Sharing the Women and Wine at Woodstock
Sharing the Women and Wine at Woodstock
by Martha Rosenberg
No one was texting Mom im ok bt wet from Woodstock says the New York Times' Gail Collins, one of the few columnists to admit having been there. (And how old are you?)
Nor were Woodstockers texting nxt to bg grn tent w peace sign WRU@? to locate each other.
No, in those days the handheld devices audiences consecrated bands with were (anyone?) Bics --yet somehow the event was recorded without the legions of volunteer citizen documentarians operating today.
Other tech inventions were missing, too back then. Like ATMs and credit cards--which would have been marked for "nationalization" in Steal This Books days--and credit ratings themselves.
Imagine boarding a plane without the airline knowing your age, address, travel history, spending habits and outstanding balance. Imagine buying tickets with no Ticketron. Who remembers anonymity? Who misses it?
Festing was cheaper in those days too, say those remembering the occasion. It cost $18 to attend the 3 day rock concert and about $10 to fly standby from Indianapolis to Albany albeit in the company of the guys on the other side of the culture divide, the G.I.s. Hold the antiwar songs.
You could also use your thumb to get around and inch along in 1969 versions of the SUV called the VW "microbus." Hitch-hiking wouldn't stop until the 1978 Larry Singleton/ Mary Vincent incident which put an end forever to the rhetorical "But What Could Happen?"
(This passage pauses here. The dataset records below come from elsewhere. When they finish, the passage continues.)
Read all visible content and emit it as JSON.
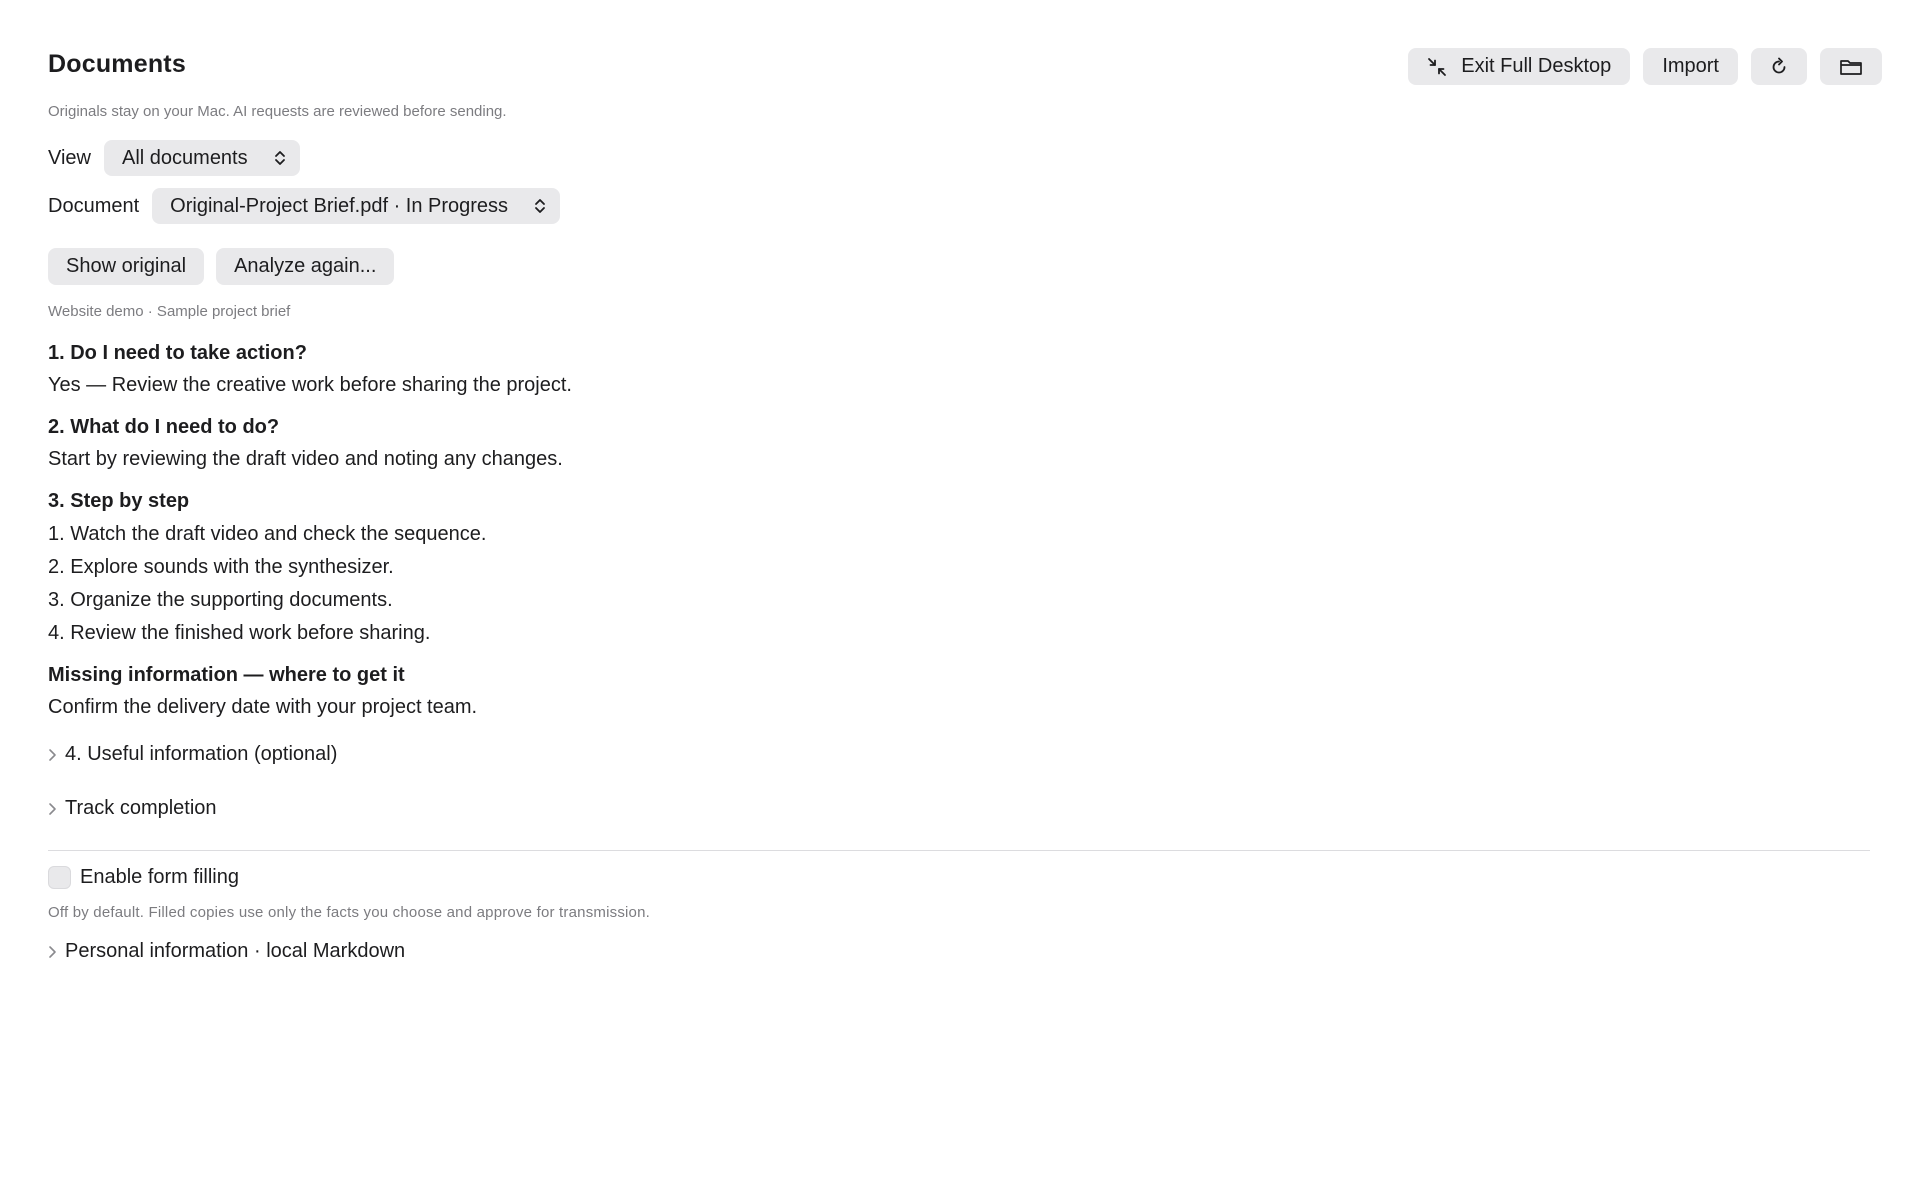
{
  "header": {
    "title": "Documents",
    "subtitle": "Originals stay on your Mac. AI requests are reviewed before sending."
  },
  "toolbar": {
    "exit_full_desktop_label": "Exit Full Desktop",
    "import_label": "Import",
    "refresh_icon": "refresh-icon",
    "folder_icon": "folder-icon"
  },
  "view": {
    "label": "View",
    "selected": "All documents"
  },
  "document": {
    "label": "Document",
    "selected": "Original-Project Brief.pdf · In Progress"
  },
  "actions": {
    "show_original_label": "Show original",
    "analyze_again_label": "Analyze again..."
  },
  "meta": "Website demo · Sample project brief",
  "analysis": {
    "q1": {
      "heading": "1. Do I need to take action?",
      "answer": "Yes — Review the creative work before sharing the project."
    },
    "q2": {
      "heading": "2. What do I need to do?",
      "answer": "Start by reviewing the draft video and noting any changes."
    },
    "q3": {
      "heading": "3. Step by step",
      "steps": [
        "1. Watch the draft video and check the sequence.",
        "2. Explore sounds with the synthesizer.",
        "3. Organize the supporting documents.",
        "4. Review the finished work before sharing."
      ]
    },
    "missing": {
      "heading": "Missing information — where to get it",
      "answer": "Confirm the delivery date with your project team."
    }
  },
  "disclosures": {
    "useful_info": "4. Useful information (optional)",
    "track_completion": "Track completion",
    "personal_info": "Personal information · local Markdown"
  },
  "form_filling": {
    "label": "Enable form filling",
    "checked": false,
    "note": "Off by default. Filled copies use only the facts you choose and approve for transmission."
  }
}
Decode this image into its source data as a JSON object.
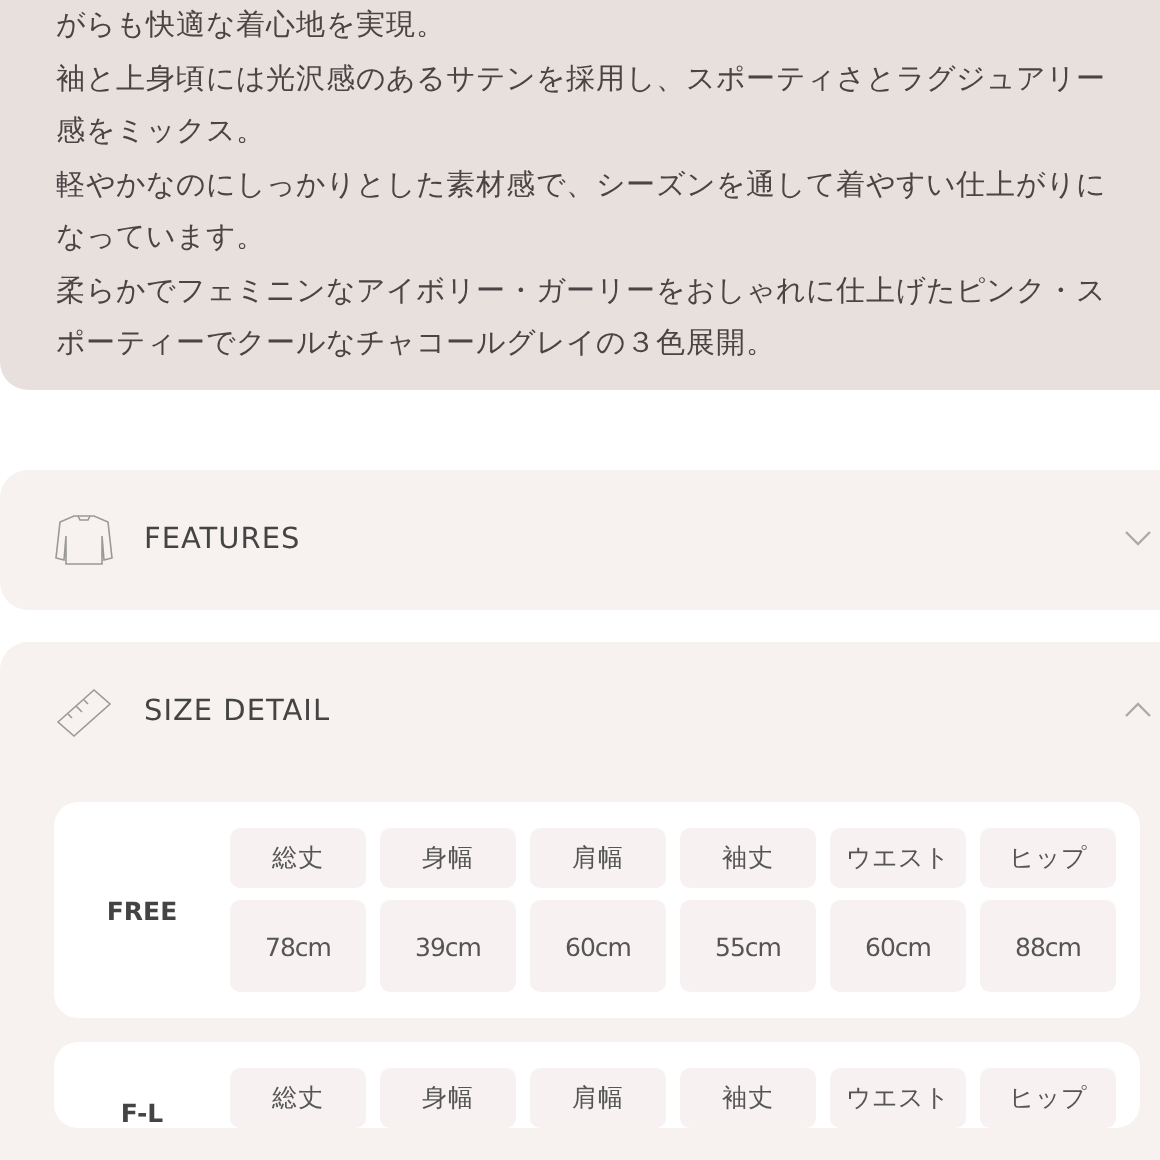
{
  "description": {
    "paragraphs": [
      "がらも快適な着心地を実現。",
      "袖と上身頃には光沢感のあるサテンを採用し、スポーティさとラグジュアリー感をミックス。",
      "軽やかなのにしっかりとした素材感で、シーズンを通して着やすい仕上がりになっています。",
      "柔らかでフェミニンなアイボリー・ガーリーをおしゃれに仕上げたピンク・スポーティーでクールなチャコールグレイの３色展開。"
    ]
  },
  "sections": [
    {
      "kind": "features",
      "title": "FEATURES",
      "expanded": false
    },
    {
      "kind": "size",
      "title": "SIZE DETAIL",
      "expanded": true,
      "sizes": [
        {
          "size": "FREE",
          "headers": [
            "総丈",
            "身幅",
            "肩幅",
            "袖丈",
            "ウエスト",
            "ヒップ"
          ],
          "values": [
            "78cm",
            "39cm",
            "60cm",
            "55cm",
            "60cm",
            "88cm"
          ]
        },
        {
          "size": "F-L",
          "headers": [
            "総丈",
            "身幅",
            "肩幅",
            "袖丈",
            "ウエスト",
            "ヒップ"
          ]
        }
      ]
    }
  ]
}
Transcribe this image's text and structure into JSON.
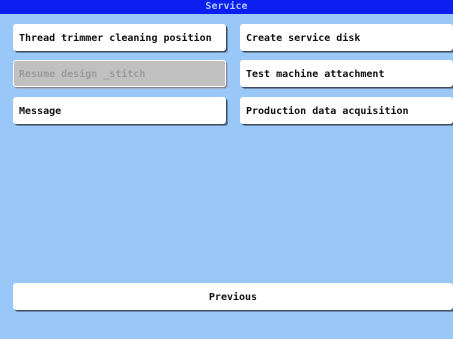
{
  "window": {
    "title": "Service",
    "background_color": "#99c8f8",
    "title_bar_color": "#0a1ff0"
  },
  "buttons": {
    "thread_trimmer": "Thread trimmer cleaning position",
    "create_disk": "Create service disk",
    "resume_design": "Resume design _stitch",
    "test_attachment": "Test machine attachment",
    "message": "Message",
    "production_data": "Production data acquisition",
    "previous": "Previous"
  },
  "states": {
    "resume_design_enabled": false
  }
}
Of course it is not just the ubiquity of ring tones and debit cards that differentiates a Lollapalooza from a Woodstock. It is not the absence of antiwar songs and protests which actually began evaporating by 1972, when the draft was eliminated, long before the Iraq wars.
It's the musicians.
Despite Collins' 2004 book America's Women: Four Hundred Years of Dolls, Drudges, Helpmates, and Heroines, she's yet to comment on the "position" of women performers at Woodstock--both of them as the joke goes--which was probably as Black Power leader Stokely Carmichael said of women in the Student Nonviolent Coordinating Committee (SNCC) "prone." (Actually there were 4 women headliners and some female back-up vocalists and musicians.)
Not only did women, other than Janis Joplin and Grace Slick, not front macho and rock bands in those days--the ax wielding Suzi Quatro and Joan Jett were years away--they didn't even hold title to their own bodies, as immortalized in the Grateful Dead's, "We can share the women; we can share the wine," from the song Jack Straw.
Nor did Arlo, anti-macho mascot though he was--who made litter not war--doubt women were in the public domain with his Don't Touch My Bags lyric, "Hip woman walking on a moving floor/Tripping on the escalator /There's a man in the line, and she's blowing his mind /Thinking that he's already made her."
One woman remembers
a hitchhiker asking her boyfriend if he could have a "crack
at her" during share-the-women days. "Can he?" she asked her
boyfriend. And if the
crack had unforeseen consequences?
Abortion was only legal in New York or Hawaii, not always
safe and or affordable. That wasn't in the free love
brochure.
And it got worse.
Everyone exulted at Jimi Hendrix' presence at Woodstock because he was an African-American, psychedelic, anti-establishment and had become a celebrity in the crescent of music civilization, Jolly Old England. At the time, most African-American musicians were still dressing up and sync dancing even as bas couture rock was taking over.
Yet imagine an oppressed group not just tolerating but rocking to, "I'm going down to shoot my old lady; You know, I've caught her messin' around with another man," as women did to Hendrix' Hey, Joe. "And I gave her the gun/I SHOT HER!"
Nor was violence against women just a gleam in Hendrix' eye, a week after the Manson murders in which women--high profile and pregnant--were murdered by other women because a man told them to.(?)
One of the musical ironies of Woodstock was the one thing women musicians were allowed to do in 1969-- hum and strum on acoustic instruments--was upstaged by early male emo performers like Crosby, Stills and Nash--"Chestnut brown canary/Ruby throated sparrow" they warbled in Judy Blue Eyes"--and the former Lovin' Spoonful's John Sebastian.
And the guy who could open a bottle with his teeth and drink you--and cuss you--under the table was Janis Joplin from Port Arthur, Texas.
There's another difference between Woodstock and Lollapalooza. Back then, no one had heard of rehab.